Saturday, October 25, 2008
Pride and Glory
by Michael
How seventies do you like your cop films? Gavin O’Connor’s Pride and Glory could have been an unabashed throwback to the glory days of The French Connection, The Seven Ups, Serpico, days when barroom fisticuffs triumphed over critical thinking. Sure, there are those fisticuffs, but trapped in a film that plays like a bad cover version.
In place of the fluid documentary style of William Friedkin, we have the kind of clunky handheld photography one would normally associate with a first-time director. Instead of Gene Hackman and Roy Scheider hunched on street corners with cold pizza and coffee, we get the normally-reliable Edward Norton, sleepwalking in the same manner he did in Brett Ratner’s Red Dragon. We get Jon Voight doing a watered-down Martin Sheen from The Departed, as Norton’s proud cop father. And then there’s Colin Farrell, after his strong turn in In Bruges, as a corrupt cop, given little to do other than alternately weep and threaten others, caught in the script’s vain attempt at moral ambiguity.

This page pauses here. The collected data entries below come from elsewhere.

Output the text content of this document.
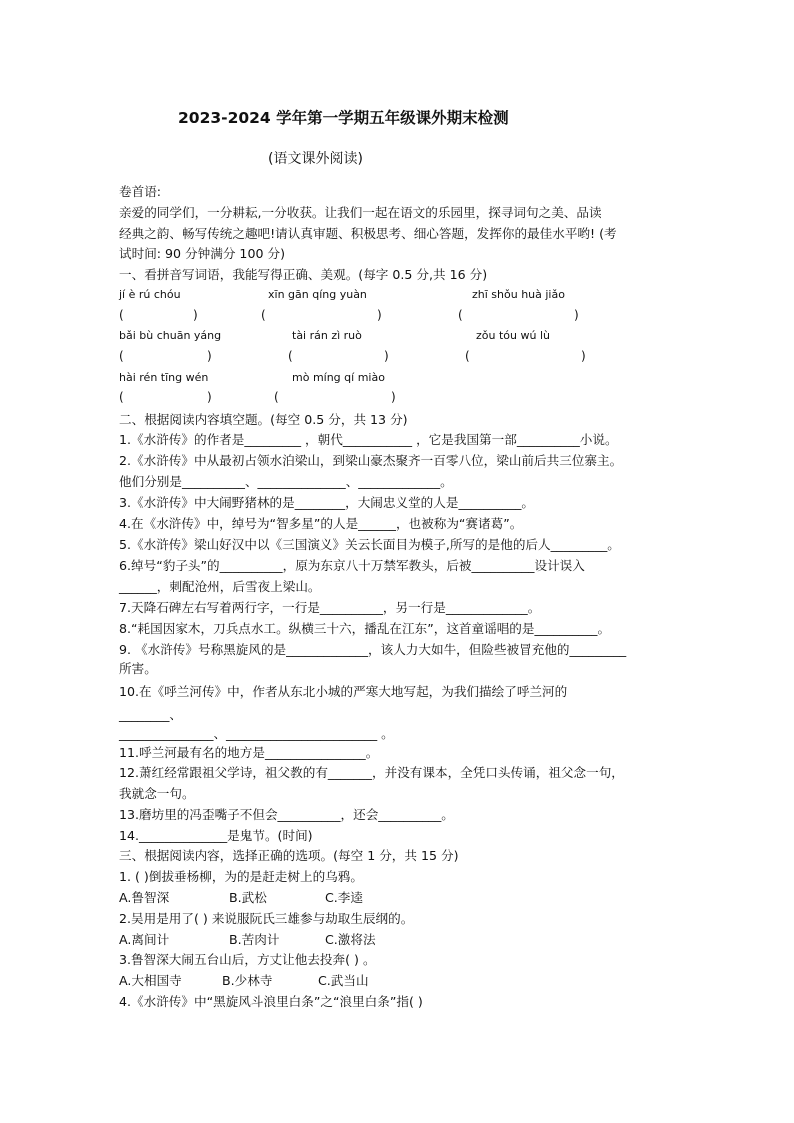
2023-2024 学年第一学期五年级课外期末检测
(语文课外阅读)
卷首语:
亲爱的同学们，一分耕耘,一分收获。让我们一起在语文的乐园里，探寻词句之美、品读
经典之韵、畅写传统之趣吧!请认真审题、积极思考、细心答题，发挥你的最佳水平哟! (考
试时间: 90 分钟满分 100 分)
一、看拼音写词语，我能写得正确、美观。(每字 0.5 分,共 16 分)
jí è rú chóu	xīn gān qíng yuàn	zhī shǒu huà jiǎo
(	)	(	)	(	)
bǎi bù chuān yáng	tài rán zì ruò	zǒu tóu wú lù
(	)	(	)	(	)
hài rén tīng wén	mò míng qí miào
(	)	(	)
二、根据阅读内容填空题。(每空 0.5 分，共 13 分)
1.《水浒传》的作者是_________ ，朝代___________ ，它是我国第一部__________小说。
2.《水浒传》中从最初占领水泊梁山，到梁山豪杰聚齐一百零八位，梁山前后共三位寨主。
他们分别是__________、______________、_____________。
3.《水浒传》中大闹野猪林的是________，大闹忠义堂的人是__________。
4.在《水浒传》中，绰号为“智多星”的人是______，也被称为“赛诸葛”。
5.《水浒传》梁山好汉中以《三国演义》关云长面目为模子,所写的是他的后人_________。
6.绰号“豹子头”的__________，原为东京八十万禁军教头，后被__________设计误入
______，刺配沧州，后雪夜上梁山。
7.天降石碑左右写着两行字，一行是__________，另一行是_____________。
8.“耗国因家木，刀兵点水工。纵横三十六，播乱在江东”，这首童谣唱的是__________。
9. 《水浒传》号称黑旋风的是_____________，该人力大如牛，但险些被冒充他的_________
所害。
10.在《呼兰河传》中，作者从东北小城的严寒大地写起，为我们描绘了呼兰河的
________、
_______________、________________________ 。
11.呼兰河最有名的地方是________________。
12.萧红经常跟祖父学诗，祖父教的有_______，并没有课本，全凭口头传诵，祖父念一句，
我就念一句。
13.磨坊里的冯歪嘴子不但会__________，还会__________。
14.______________是鬼节。(时间)
三、根据阅读内容，选择正确的选项。(每空 1 分，共 15 分)
1. ( )倒拔垂杨柳，为的是赶走树上的乌鸦。
A.鲁智深	B.武松	C.李逵
2.吴用是用了( ) 来说服阮氏三雄参与劫取生辰纲的。
A.离间计	B.苦肉计	C.激将法
3.鲁智深大闹五台山后，方丈让他去投奔( ) 。
A.大相国寺	B.少林寺	C.武当山
4.《水浒传》中“黑旋风斗浪里白条”之“浪里白条”指( )
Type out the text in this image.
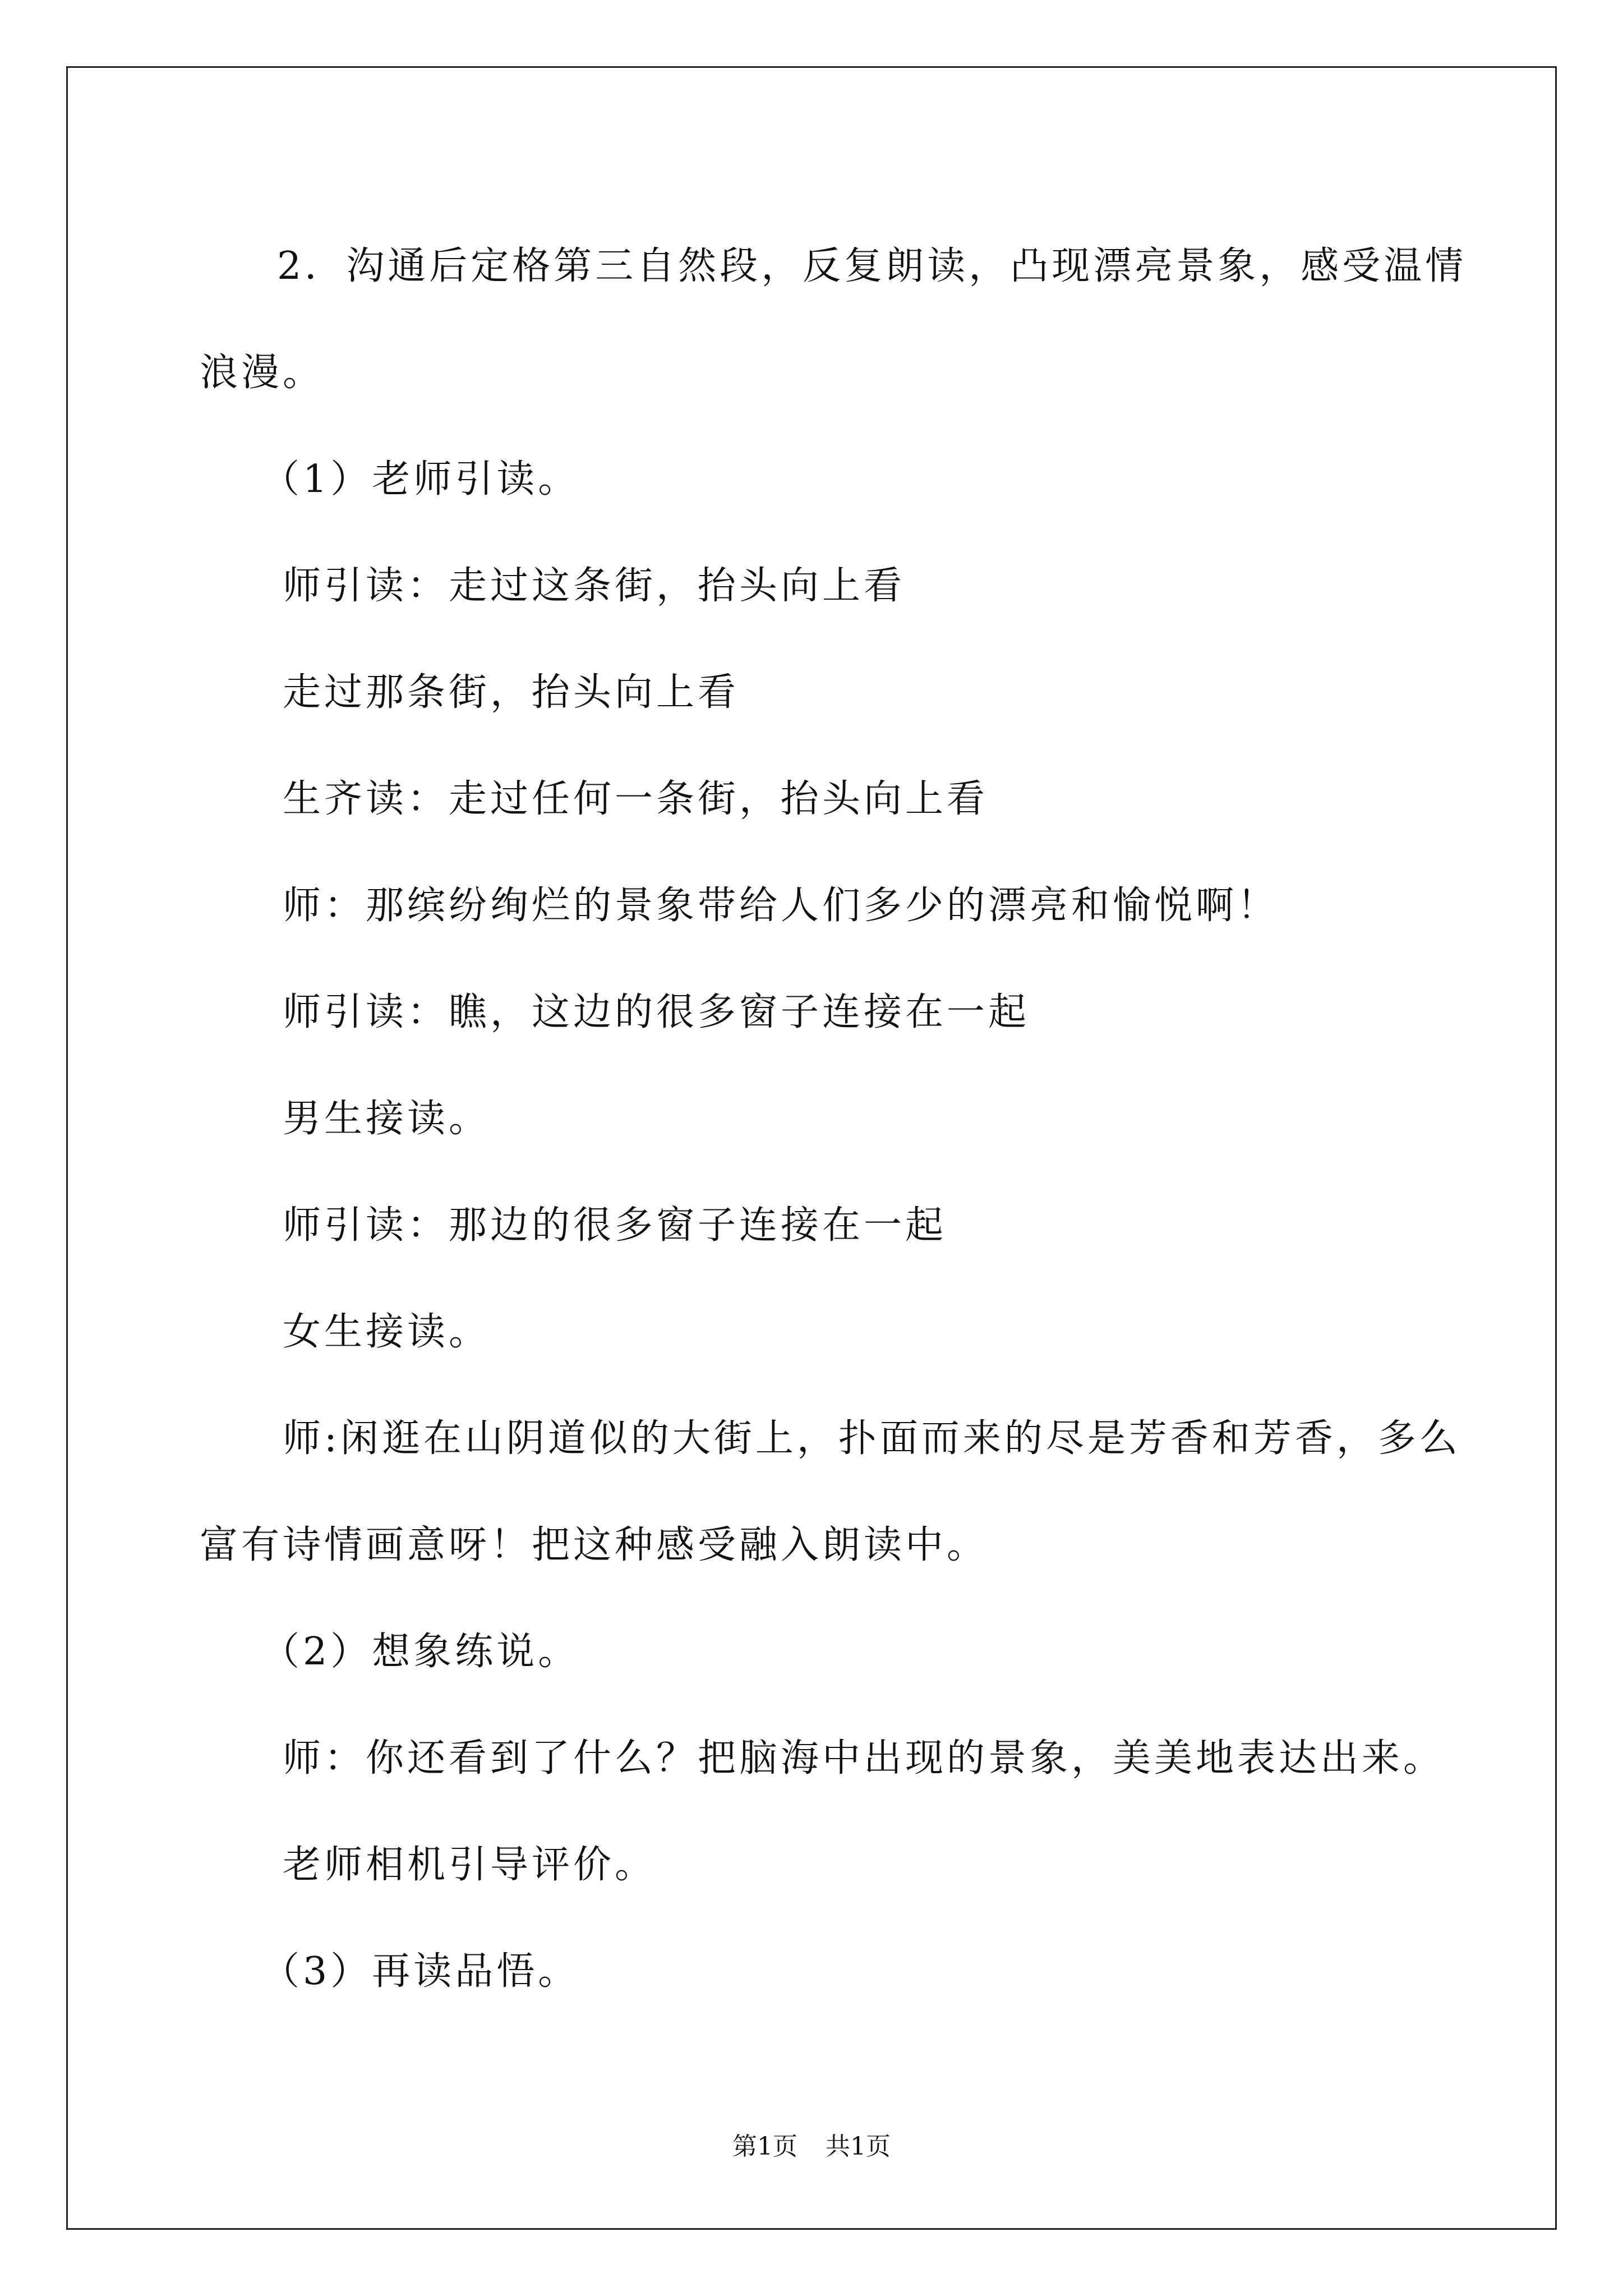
2．沟通后定格第三自然段，反复朗读，凸现漂亮景象，感受温情
浪漫。
（1）老师引读。
师引读：走过这条街，抬头向上看
走过那条街，抬头向上看
生齐读：走过任何一条街，抬头向上看
师：那缤纷绚烂的景象带给人们多少的漂亮和愉悦啊！
师引读：瞧，这边的很多窗子连接在一起
男生接读。
师引读：那边的很多窗子连接在一起
女生接读。
师:闲逛在山阴道似的大街上，扑面而来的尽是芳香和芳香，多么
富有诗情画意呀！把这种感受融入朗读中。
（2）想象练说。
师：你还看到了什么？把脑海中出现的景象，美美地表达出来。
老师相机引导评价。
（3）再读品悟。
第1页 共1页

And it is the script that is the chief offender, offering up a tired tale of a damaged cop Ray Tierney(Norton) forced to investigate the murder of four officers, an event directly connected to his hotheaded brother-in-law Jimmy(Colin Farrell), whose corrupt nature is revealed in the first twenty minutes. Points for guessing who ends up in the aforementioned bar brawl. The only shocker in this sub-Serpico slog is that it was co-written by Narc director Joe Carnahan. Because the script lacks characters as memorable as those portrayed by Ray Liotta and Jason Patric, we are left with a film awash in the blue tint of Narc, but without the energy, the direction, or the soul. Just more violence, cops, family, and booze.